Not pursuing 100% pass rate is the 'mistake', Mr Soobrayan: iLIVE

04 January 2013 - 13:16 By Tintagel
Bobby Soobrayan. File photo.
Bobby Soobrayan. File photo.
Image: Gallo Images

It’s more than a little worrying that Basic Education director-general Bobby Soobrayan could even begin to think that putting too much emphasis on the matric pass rate would be “a mistake”.

One would think that there could have never been too much emphasis on the number of pupils passing the basic minimum qualification offered by the education department. Without matric, the pupils who have been at the mercy of the learning system managed by the department for a dozen years will find it very tough to gain admission to higher studies, and to find any kind of gainful employment.

One would think that Soobrayan, as a highly-paid custodian of that department, would be very sharply focused on ensuring that no fewer than 100% of pupils educated under his authority would pass.
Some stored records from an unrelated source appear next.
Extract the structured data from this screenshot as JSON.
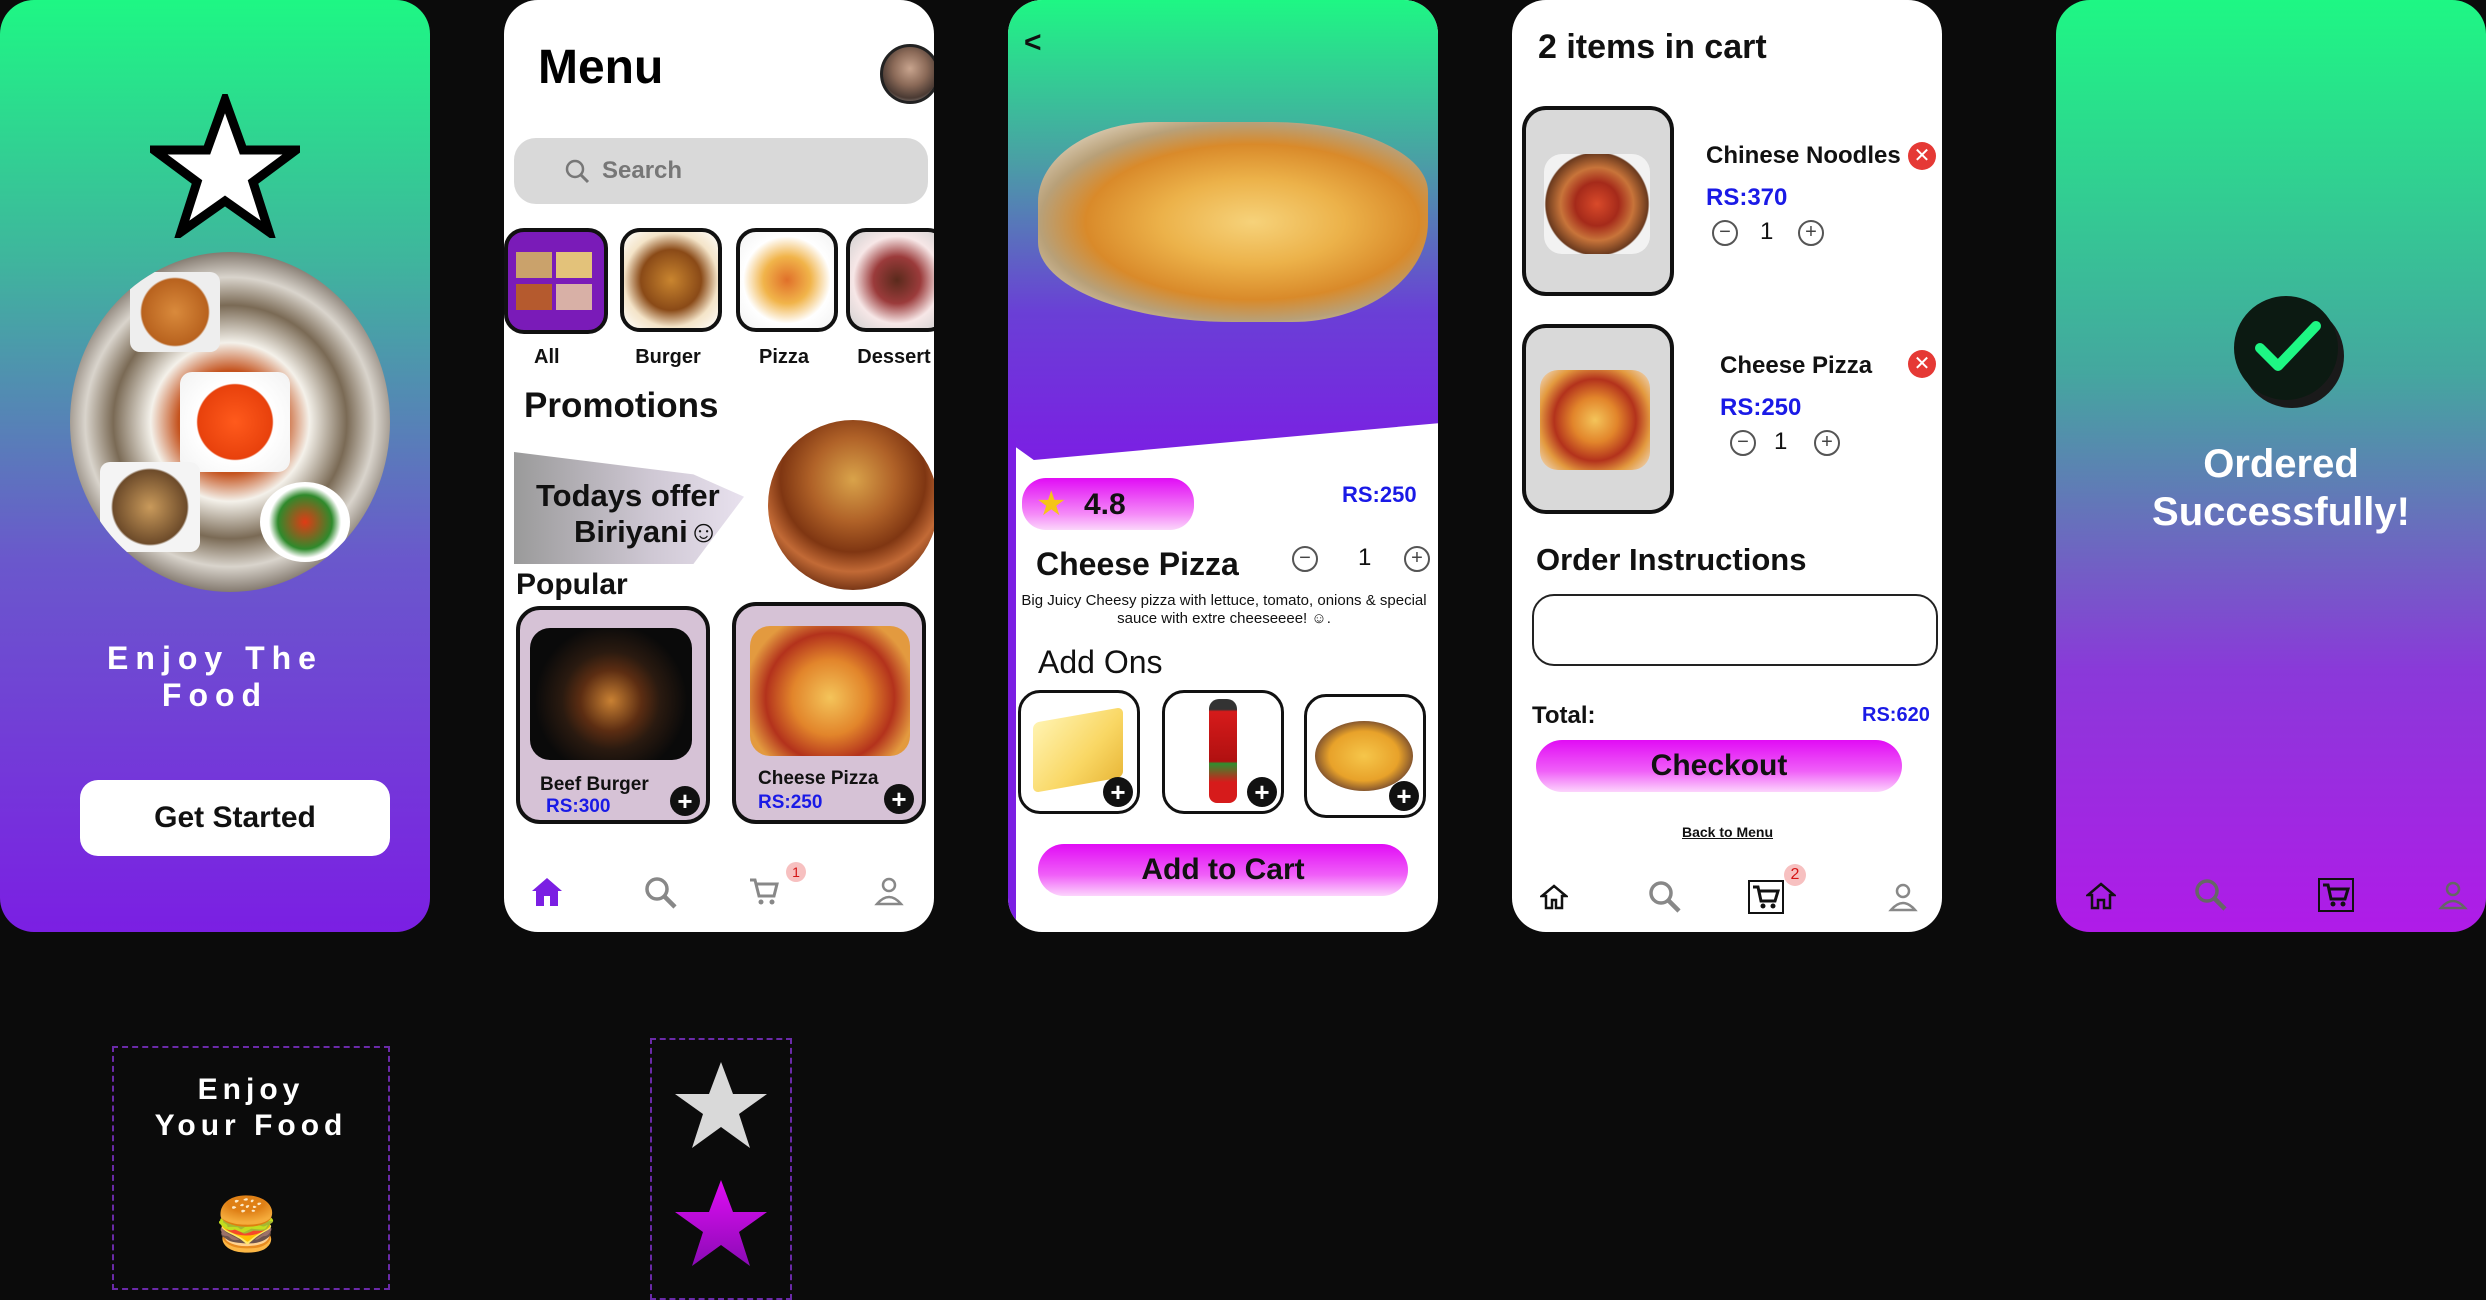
{
  "splash": {
    "tagline": "Enjoy The Food",
    "cta": "Get Started"
  },
  "menu": {
    "title": "Menu",
    "search_placeholder": "Search",
    "categories": [
      {
        "label": "All"
      },
      {
        "label": "Burger"
      },
      {
        "label": "Pizza"
      },
      {
        "label": "Dessert"
      }
    ],
    "promotions_title": "Promotions",
    "promo_line1": "Todays offer",
    "promo_line2": "Biriyani☺",
    "popular_title": "Popular",
    "popular": [
      {
        "name": "Beef Burger",
        "price": "RS:300"
      },
      {
        "name": "Cheese Pizza",
        "price": "RS:250"
      }
    ],
    "cart_badge": "1"
  },
  "detail": {
    "back": "<",
    "rating": "4.8",
    "price": "RS:250",
    "name": "Cheese Pizza",
    "qty": "1",
    "description": "Big Juicy Cheesy pizza with lettuce, tomato, onions & special sauce with extre cheeseeee! ☺.",
    "addons_title": "Add Ons",
    "add_to_cart": "Add to Cart"
  },
  "cart": {
    "title": "2 items in cart",
    "items": [
      {
        "name": "Chinese Noodles",
        "price": "RS:370",
        "qty": "1"
      },
      {
        "name": "Cheese Pizza",
        "price": "RS:250",
        "qty": "1"
      }
    ],
    "instructions_title": "Order Instructions",
    "total_label": "Total:",
    "total_value": "RS:620",
    "checkout": "Checkout",
    "back_to_menu": "Back to Menu",
    "cart_badge": "2"
  },
  "success": {
    "line1": "Ordered",
    "line2": "Successfully!"
  },
  "components": {
    "logo_line1": "Enjoy",
    "logo_line2": "Your Food",
    "logo_emoji": "🍔"
  },
  "colors": {
    "accent_purple": "#7b1fe3",
    "accent_green": "#1ef784",
    "magenta": "#e10cf5",
    "price_blue": "#1a1ae6"
  }
}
One would think he would never even begin to consider anything less as anywhere close to acceptable.

He qualifies his astounding comments with the even more extraordinary cachet that a focus on the pass rate only could become a “perversion” that could impact “negatively” on the system, and in particular divert attention from other priorities in education.

How on earth can a sharp, committed, focus on ensuring that every single pupil passes matric in any way divert attention from any other priorities? What other priorities is he talking about?
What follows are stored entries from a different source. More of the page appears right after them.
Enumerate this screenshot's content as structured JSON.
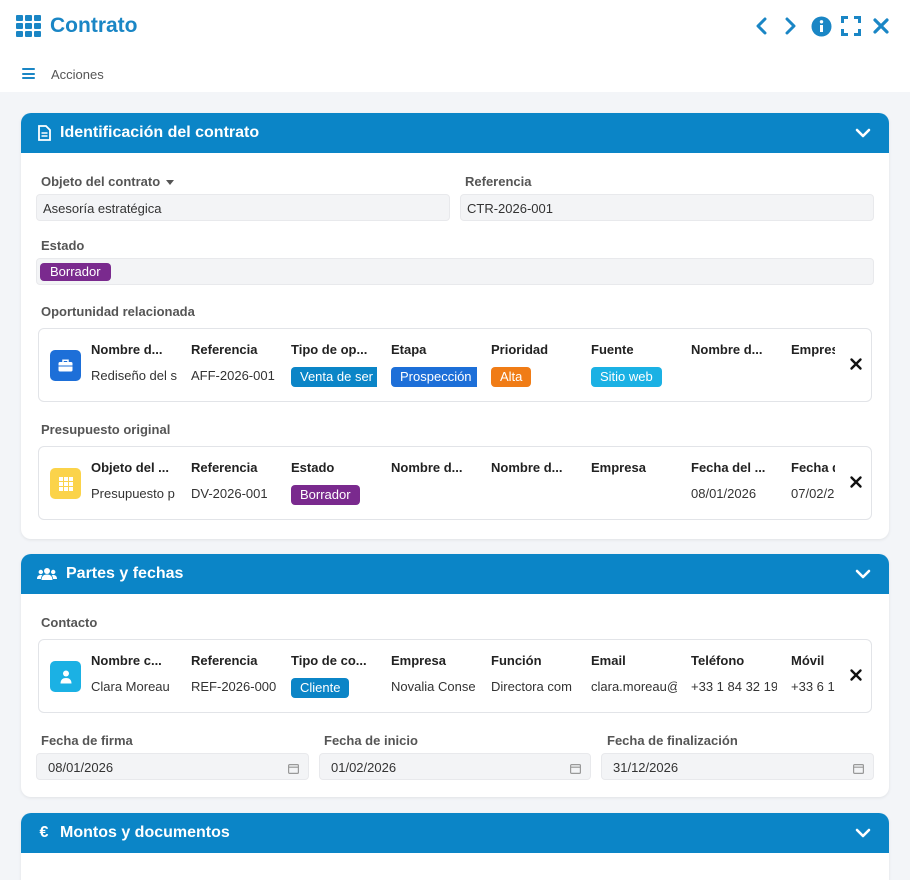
{
  "window": {
    "title": "Contrato"
  },
  "toolbar": {
    "acciones_label": "Acciones"
  },
  "colors": {
    "accent": "#0b85c7",
    "purple": "#7a2a8e",
    "orange": "#f07c16",
    "cyan": "#1bb1e4"
  },
  "sections": {
    "identificacion": {
      "title": "Identificación del contrato",
      "objeto_label": "Objeto del contrato",
      "objeto_value": "Asesoría estratégica",
      "referencia_label": "Referencia",
      "referencia_value": "CTR-2026-001",
      "estado_label": "Estado",
      "estado_value": "Borrador",
      "oportunidad_label": "Oportunidad relacionada",
      "oportunidad": {
        "icon": "briefcase-icon",
        "columns": [
          {
            "header": "Nombre d...",
            "value": "Rediseño del s"
          },
          {
            "header": "Referencia",
            "value": "AFF-2026-001"
          },
          {
            "header": "Tipo de op...",
            "value": "Venta de ser",
            "badge": "blue"
          },
          {
            "header": "Etapa",
            "value": "Prospección",
            "badge": "blue2"
          },
          {
            "header": "Prioridad",
            "value": "Alta",
            "badge": "orange"
          },
          {
            "header": "Fuente",
            "value": "Sitio web",
            "badge": "cyan"
          },
          {
            "header": "Nombre d...",
            "value": ""
          },
          {
            "header": "Empres",
            "value": ""
          }
        ]
      },
      "presupuesto_label": "Presupuesto original",
      "presupuesto": {
        "icon": "grid-icon",
        "columns": [
          {
            "header": "Objeto del ...",
            "value": "Presupuesto p"
          },
          {
            "header": "Referencia",
            "value": "DV-2026-001"
          },
          {
            "header": "Estado",
            "value": "Borrador",
            "badge": "purple"
          },
          {
            "header": "Nombre d...",
            "value": ""
          },
          {
            "header": "Nombre d...",
            "value": ""
          },
          {
            "header": "Empresa",
            "value": ""
          },
          {
            "header": "Fecha del ...",
            "value": "08/01/2026"
          },
          {
            "header": "Fecha d",
            "value": "07/02/2"
          }
        ]
      }
    },
    "partes": {
      "title": "Partes y fechas",
      "contacto_label": "Contacto",
      "contacto": {
        "icon": "user-icon",
        "columns": [
          {
            "header": "Nombre c...",
            "value": "Clara Moreau"
          },
          {
            "header": "Referencia",
            "value": "REF-2026-000"
          },
          {
            "header": "Tipo de co...",
            "value": "Cliente",
            "badge": "blue"
          },
          {
            "header": "Empresa",
            "value": "Novalia Conse"
          },
          {
            "header": "Función",
            "value": "Directora com"
          },
          {
            "header": "Email",
            "value": "clara.moreau@"
          },
          {
            "header": "Teléfono",
            "value": "+33 1 84 32 19"
          },
          {
            "header": "Móvil",
            "value": "+33 6 1"
          }
        ]
      },
      "fecha_firma_label": "Fecha de firma",
      "fecha_firma_value": "08/01/2026",
      "fecha_inicio_label": "Fecha de inicio",
      "fecha_inicio_value": "01/02/2026",
      "fecha_fin_label": "Fecha de finalización",
      "fecha_fin_value": "31/12/2026"
    },
    "montos": {
      "title": "Montos y documentos",
      "icon_glyph": "€"
    }
  }
}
He tries vainly to say that equal or greater attention should be paid to the "quality" of the passes.

What a mealy-mouthed load of unadulterated hogwash.

Perhaps Soobrayan can explain how the two focal points differ?
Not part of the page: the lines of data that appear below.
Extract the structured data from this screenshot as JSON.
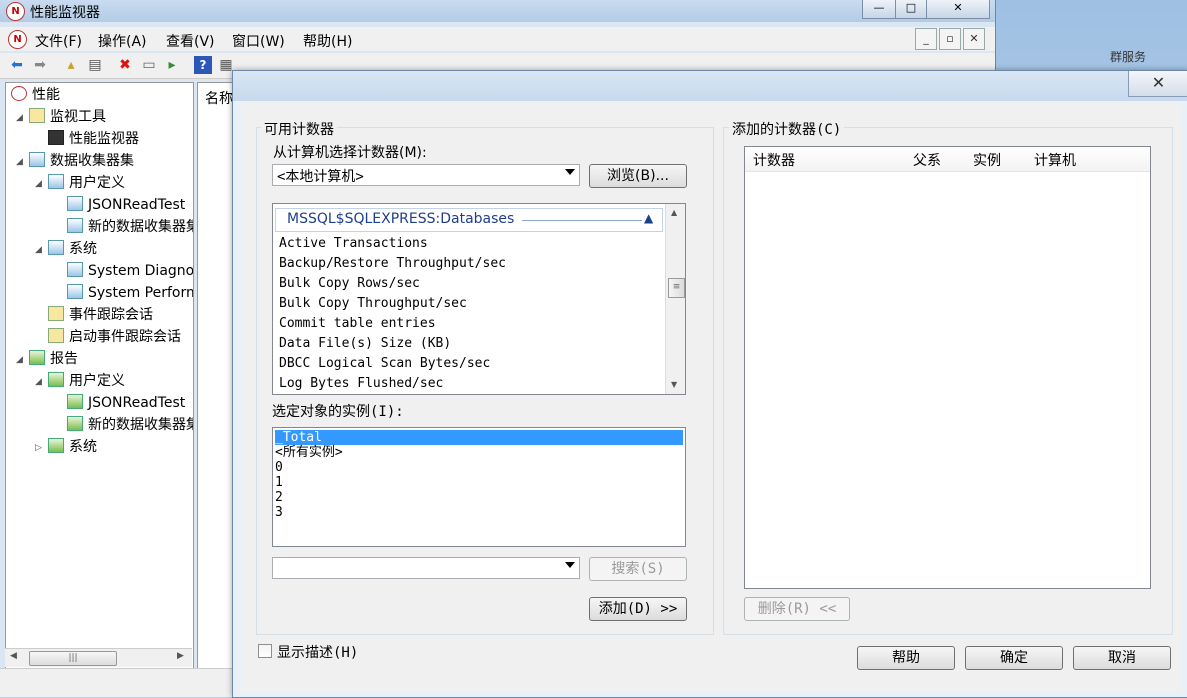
{
  "background": {
    "right_text": "群服务"
  },
  "main_window": {
    "title": "性能监视器",
    "app_icon": "perfmon-icon",
    "window_buttons": {
      "minimize": "—",
      "maximize": "□",
      "close": "✕"
    },
    "mdi_buttons": {
      "minimize": "_",
      "restore": "▫",
      "close": "✕"
    },
    "menu": [
      "文件(F)",
      "操作(A)",
      "查看(V)",
      "窗口(W)",
      "帮助(H)"
    ],
    "toolbar_icons": [
      "back-arrow-icon",
      "forward-arrow-icon",
      "up-folder-icon",
      "show-hide-tree-icon",
      "delete-icon",
      "properties-icon",
      "export-icon",
      "help-icon",
      "details-icon"
    ],
    "middle_header": "名称"
  },
  "tree": {
    "root": "性能",
    "monitoring_tools": "监视工具",
    "performance_monitor": "性能监视器",
    "data_collector_sets": "数据收集器集",
    "user_defined": "用户定义",
    "json_read_test": "JSONReadTest",
    "new_collector_set": "新的数据收集器集",
    "system": "系统",
    "system_diagnostics": "System Diagnostics",
    "system_performance": "System Performance",
    "event_trace_sessions": "事件跟踪会话",
    "startup_event_trace_sessions": "启动事件跟踪会话",
    "reports": "报告",
    "reports_user_defined": "用户定义",
    "reports_json_read_test": "JSONReadTest",
    "reports_new_collector_set": "新的数据收集器集",
    "reports_system": "系统",
    "scroll_thumb_grip": "|||"
  },
  "dialog": {
    "close_glyph": "✕",
    "available_group_label": "可用计数器",
    "select_from_computer_label": "从计算机选择计数器(M):",
    "computer_value": "<本地计算机>",
    "browse_button": "浏览(B)...",
    "counter_category": "MSSQL$SQLEXPRESS:Databases",
    "counter_category_collapse": "▲",
    "counters": [
      "Active Transactions",
      "Backup/Restore Throughput/sec",
      "Bulk Copy Rows/sec",
      "Bulk Copy Throughput/sec",
      "Commit table entries",
      "Data File(s) Size (KB)",
      "DBCC Logical Scan Bytes/sec",
      "Log Bytes Flushed/sec"
    ],
    "instances_label": "选定对象的实例(I):",
    "instances": [
      "_Total",
      "<所有实例>",
      "0",
      "1",
      "2",
      "3"
    ],
    "selected_instance_index": 0,
    "search_value": "",
    "search_button": "搜索(S)",
    "add_button": "添加(D) >>",
    "added_group_label": "添加的计数器(C)",
    "added_columns": [
      "计数器",
      "父系",
      "实例",
      "计算机"
    ],
    "remove_button": "删除(R) <<",
    "show_description_label": "显示描述(H)",
    "show_description_checked": false,
    "help_button": "帮助",
    "ok_button": "确定",
    "cancel_button": "取消"
  }
}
Surely providing an education system good enough to ensure that every pupil will pass will also improve quality. After all, it would be nigh impossible to bring the bottom of the class up to speed for 12 years in order to pass matric without sustaining a system of good teaching, good resources and good support without also improving the quality of the top of the class.

Perhaps he thinks the two are completely disconnected. Perhaps that’s why he should no longer be director-general of the department, and make way for someone less prone to making such idiotic comments and more sharply focused on jacking up the education system to the point where every single child who goes through it can come out after 12 years with a top-class matric. Where there is a 100% pass rate.

In short, someone else who thinks the pass rate actually does matter.